Traditionally, freedom is understood as independence, as absence of constraints. But since being dependent is an essential part of being human, this cannot be true. People are dependent and free at the same time. Freedom does not mean being able to do whatever you want, but refers to the uniqueness of each human. Freedom means to make this uniqueness visible in the world, in person. No one is totally without freedom.
However, depending on the social circumstances and one’s own location in a particular matrix, people are granted different privileges, or exposed to discrimination. It is important to consciously reflect upon such unjust conditions and to develop practices to counter them. Freedom is not the result of such struggle, but its premise.
Being free does not mean that there are as few obstructions as possible between one’s desire and its realization in the world (that I can do what I want). In fact being free means exploring every option at my disposal to bring my own convictions into the world. Therefore, persons who act freely can push the boundaries of a given reality, of what is thought to be possible—for instance by negotiation (with others as well as with themselves) or through conflicts.

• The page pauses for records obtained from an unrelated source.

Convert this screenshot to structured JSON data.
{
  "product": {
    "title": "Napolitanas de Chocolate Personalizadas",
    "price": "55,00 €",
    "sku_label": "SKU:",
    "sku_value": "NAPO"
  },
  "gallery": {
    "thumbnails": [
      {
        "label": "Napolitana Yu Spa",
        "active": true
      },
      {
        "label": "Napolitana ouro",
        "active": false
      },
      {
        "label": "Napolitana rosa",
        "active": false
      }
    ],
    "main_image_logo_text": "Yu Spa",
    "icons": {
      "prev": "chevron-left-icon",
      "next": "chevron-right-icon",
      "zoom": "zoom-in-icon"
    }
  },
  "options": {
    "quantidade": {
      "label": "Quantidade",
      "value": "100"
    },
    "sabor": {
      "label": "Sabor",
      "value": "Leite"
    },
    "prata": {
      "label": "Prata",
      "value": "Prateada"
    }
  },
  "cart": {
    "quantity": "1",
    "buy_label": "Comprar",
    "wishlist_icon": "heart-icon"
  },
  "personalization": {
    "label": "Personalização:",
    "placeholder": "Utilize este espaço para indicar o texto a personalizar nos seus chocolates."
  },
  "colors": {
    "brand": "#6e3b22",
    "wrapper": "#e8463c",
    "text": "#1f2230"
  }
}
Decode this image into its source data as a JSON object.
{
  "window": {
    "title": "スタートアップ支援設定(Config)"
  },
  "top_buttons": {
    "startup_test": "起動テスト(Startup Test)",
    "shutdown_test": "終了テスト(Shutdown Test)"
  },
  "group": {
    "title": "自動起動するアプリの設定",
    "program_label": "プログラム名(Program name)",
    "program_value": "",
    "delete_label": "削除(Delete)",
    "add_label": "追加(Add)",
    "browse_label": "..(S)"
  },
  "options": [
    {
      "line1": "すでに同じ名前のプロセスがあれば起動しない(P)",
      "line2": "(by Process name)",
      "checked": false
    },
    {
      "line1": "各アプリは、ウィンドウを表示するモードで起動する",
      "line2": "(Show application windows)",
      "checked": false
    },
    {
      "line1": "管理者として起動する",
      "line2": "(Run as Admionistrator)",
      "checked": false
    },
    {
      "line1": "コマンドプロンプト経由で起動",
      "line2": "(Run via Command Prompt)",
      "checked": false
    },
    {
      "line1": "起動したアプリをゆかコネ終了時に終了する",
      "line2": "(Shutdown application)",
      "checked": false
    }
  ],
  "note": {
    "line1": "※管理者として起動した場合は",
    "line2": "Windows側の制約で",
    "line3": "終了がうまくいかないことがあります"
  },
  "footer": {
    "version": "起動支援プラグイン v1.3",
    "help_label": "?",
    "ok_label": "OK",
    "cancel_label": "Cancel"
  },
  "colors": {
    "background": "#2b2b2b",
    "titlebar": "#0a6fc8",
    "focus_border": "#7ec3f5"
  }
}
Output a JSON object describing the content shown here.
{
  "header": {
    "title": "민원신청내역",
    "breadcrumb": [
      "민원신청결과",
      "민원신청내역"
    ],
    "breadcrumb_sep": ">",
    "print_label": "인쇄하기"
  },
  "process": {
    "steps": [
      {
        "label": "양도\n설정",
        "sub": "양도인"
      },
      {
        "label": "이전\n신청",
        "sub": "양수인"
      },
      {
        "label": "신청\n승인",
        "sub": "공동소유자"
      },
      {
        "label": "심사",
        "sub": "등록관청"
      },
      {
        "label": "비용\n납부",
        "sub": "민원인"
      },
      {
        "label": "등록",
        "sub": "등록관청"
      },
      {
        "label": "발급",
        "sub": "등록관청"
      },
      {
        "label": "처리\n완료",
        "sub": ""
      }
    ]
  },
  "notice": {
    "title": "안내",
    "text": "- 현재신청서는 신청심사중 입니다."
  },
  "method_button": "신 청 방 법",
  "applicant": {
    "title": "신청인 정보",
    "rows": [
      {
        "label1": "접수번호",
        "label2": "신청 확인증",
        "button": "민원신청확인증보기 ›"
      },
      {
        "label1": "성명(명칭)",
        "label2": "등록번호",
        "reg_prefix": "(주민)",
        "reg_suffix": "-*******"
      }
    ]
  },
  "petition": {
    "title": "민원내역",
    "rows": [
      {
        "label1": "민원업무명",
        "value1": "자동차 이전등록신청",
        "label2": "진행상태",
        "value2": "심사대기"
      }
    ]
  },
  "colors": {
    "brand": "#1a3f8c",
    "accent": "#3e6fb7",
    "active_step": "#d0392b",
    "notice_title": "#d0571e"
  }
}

Freedom is often equated with volition, but these are not the same. It is possible to voluntarily agree to something that does not correspond to one’s desire, be it for convenience or out of fear of conflict. Volition means choosing from given options without coercion. Free action, however, is directed towards an open and unpredictable future, it is not guaranteed by the mere absence of constraints. Rather, freedom is characterized precisely by its potential (or ability), to go beyond what has already been thought or imagined possible, to „lean out” of the given reality (as Italian philosopher Luisa Muraro put it). For example by beginning all over again.